Background: Office hysteroscopy (OH) is becoming increasingly popular. Our objective was to determine the use patterns, reported pain scores, and success rates of OH with the 2.9 mm Storz TrophyScope^® and handheld portable Cooper surgical Endosee^® device in a clinic without previous office hysteroscopy experience.

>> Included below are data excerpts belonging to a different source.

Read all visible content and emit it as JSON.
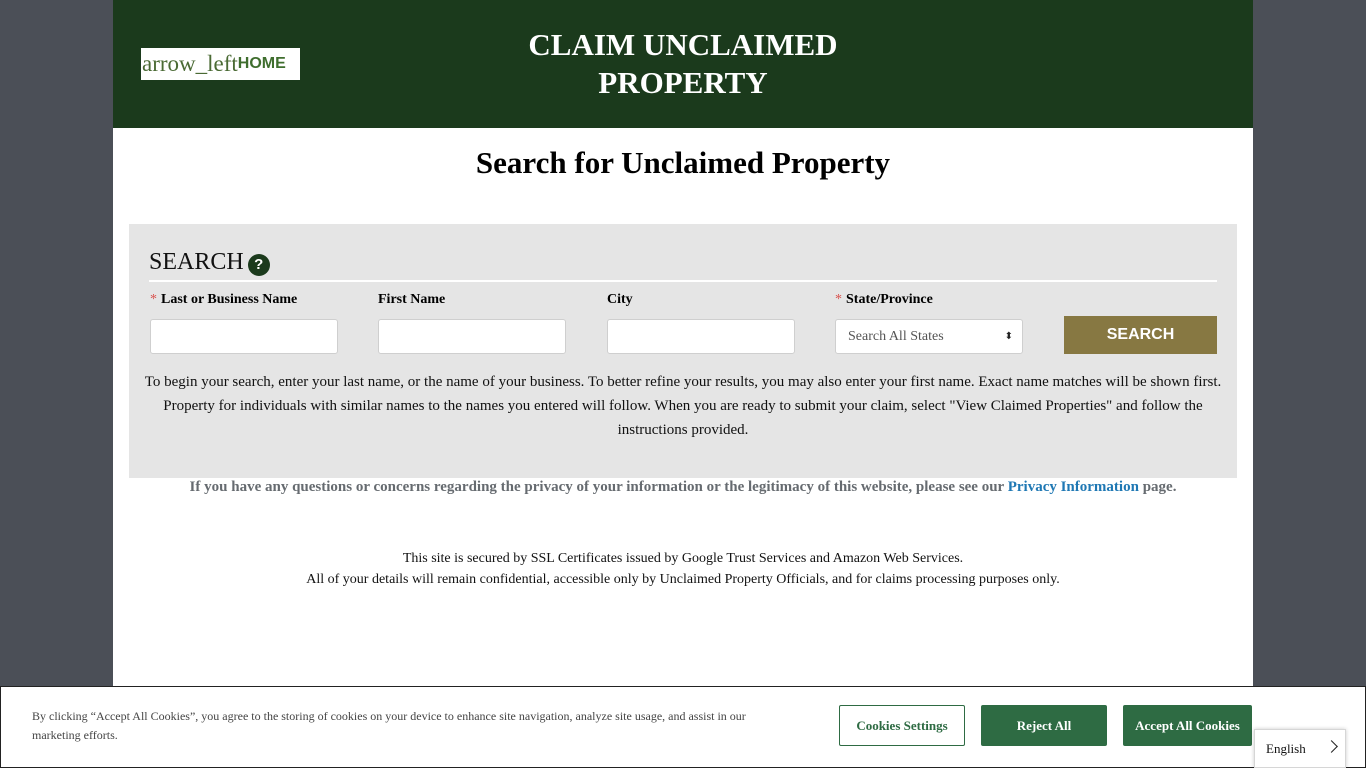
{
  "header": {
    "home_icon": "arrow_left",
    "home_label": "HOME",
    "title": "CLAIM UNCLAIMED PROPERTY"
  },
  "main": {
    "title": "Search for Unclaimed Property"
  },
  "search": {
    "heading": "SEARCH",
    "help_icon": "?",
    "required_marker": "*",
    "fields": {
      "last_name": {
        "label": "Last or Business Name",
        "value": ""
      },
      "first_name": {
        "label": "First Name",
        "value": ""
      },
      "city": {
        "label": "City",
        "value": ""
      },
      "state": {
        "label": "State/Province",
        "selected": "Search All States"
      }
    },
    "button_label": "SEARCH",
    "instructions": "To begin your search, enter your last name, or the name of your business.  To better refine your results, you may also enter your first name.  Exact name matches will be shown first.  Property for individuals with similar names to the names you entered will follow.  When you are ready to submit your claim, select \"View Claimed Properties\" and follow the instructions provided."
  },
  "privacy": {
    "text_before": "If you have any questions or concerns regarding the privacy of your information or the legitimacy of this website, please see our ",
    "link_label": "Privacy Information",
    "text_after": " page."
  },
  "ssl": {
    "line1": "This site is secured by SSL Certificates issued by Google Trust Services and Amazon Web Services.",
    "line2": "All of your details will remain confidential, accessible only by Unclaimed Property Officials, and for claims processing purposes only."
  },
  "cookie_banner": {
    "text": "By clicking “Accept All Cookies”, you agree to the storing of cookies on your device to enhance site navigation, analyze site usage, and assist in our marketing efforts.",
    "settings_label": "Cookies Settings",
    "reject_label": "Reject All",
    "accept_label": "Accept All Cookies"
  },
  "language": {
    "selected": "English",
    "icon": "chevron-right-icon"
  },
  "colors": {
    "header_bg": "#1b3a1c",
    "search_button": "#877842",
    "cookie_button": "#2e6b43",
    "page_side_bg": "#4b4f57",
    "link": "#1f78b4"
  }
}
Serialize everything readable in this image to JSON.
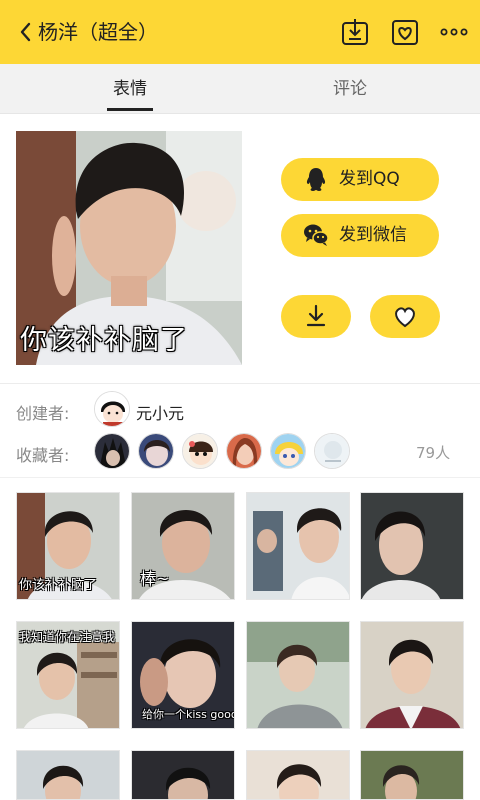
{
  "header": {
    "title": "杨洋（超全）",
    "back_icon": "chevron-left-icon",
    "download_icon": "download-box-icon",
    "favorite_icon": "heart-box-icon",
    "more_icon": "more-dots-icon",
    "bg_color": "#fdd735"
  },
  "tabs": [
    {
      "label": "表情",
      "active": true
    },
    {
      "label": "评论",
      "active": false
    }
  ],
  "main": {
    "image_caption": "你该补补脑了",
    "send_qq_label": "发到QQ",
    "send_wechat_label": "发到微信",
    "qq_icon": "qq-penguin-icon",
    "wechat_icon": "wechat-icon",
    "download_icon": "download-icon",
    "favorite_icon": "heart-icon"
  },
  "info": {
    "creator_label": "创建者:",
    "creator_name": "元小元",
    "collector_label": "收藏者:",
    "collector_count": "79人"
  },
  "grid": [
    {
      "caption": "你该补补脑了"
    },
    {
      "caption": "棒~"
    },
    {
      "caption": ""
    },
    {
      "caption": ""
    },
    {
      "caption_top": "我知道你在注意我"
    },
    {
      "caption": "给你一个kiss goodbye"
    },
    {
      "caption": ""
    },
    {
      "caption": ""
    },
    {
      "caption": ""
    },
    {
      "caption": ""
    },
    {
      "caption": ""
    },
    {
      "caption": ""
    }
  ]
}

Methods: A prospective cohort study of a hysteroscopy quality improvement database was conducted in a tertiary care center gynecology clinic. Patients undergoing OH with either the Storz TrophyScope^® or Cooper Surgical Endosee^® device were included.

Results: Of the 171 office hysteroscopies, 77 utilized the TrophyScope^®, with 8 (10%) being inadequate, while 94 utilized Endosee^®, with 13 (14%) being inadequate (P=0.50). Of the 13 inadequate Endosee^® hysteroscopies, 4 (31%) were due to visualization, 4 (31%) to patient intolerance, 3 (23%) to cervical stenosis, and 2 (15%) to a combination of these factors. Of the 8 inadequate TrophyScope^® hysteroscopies, 7 (87%) were due to patient intolerance and 1 (13%) to cervical stenosis. Of the 150 adequate office procedures performed, 52 cases underwent subsequent procedures in the operating room (OR). Of these, 26 (84%) of 31 Endosee^® cases and 18 (86%) of 21 TrophyScope^® cases were in agreement with OR procedure findings. A subgroup analysis comparing mean pain levels did not significantly differ between the two hysteroscopes.

Conclusions: There was no difference in accuracy with OR pathologic diagnoses, adequacy of procedure, and reported pain scores when comparing the TrophyScope® and Endosee® in this prospective cohort. Larger studies are needed to confirm the sensitivity, and specificity for these newer, disposable office hysteroscopic devices.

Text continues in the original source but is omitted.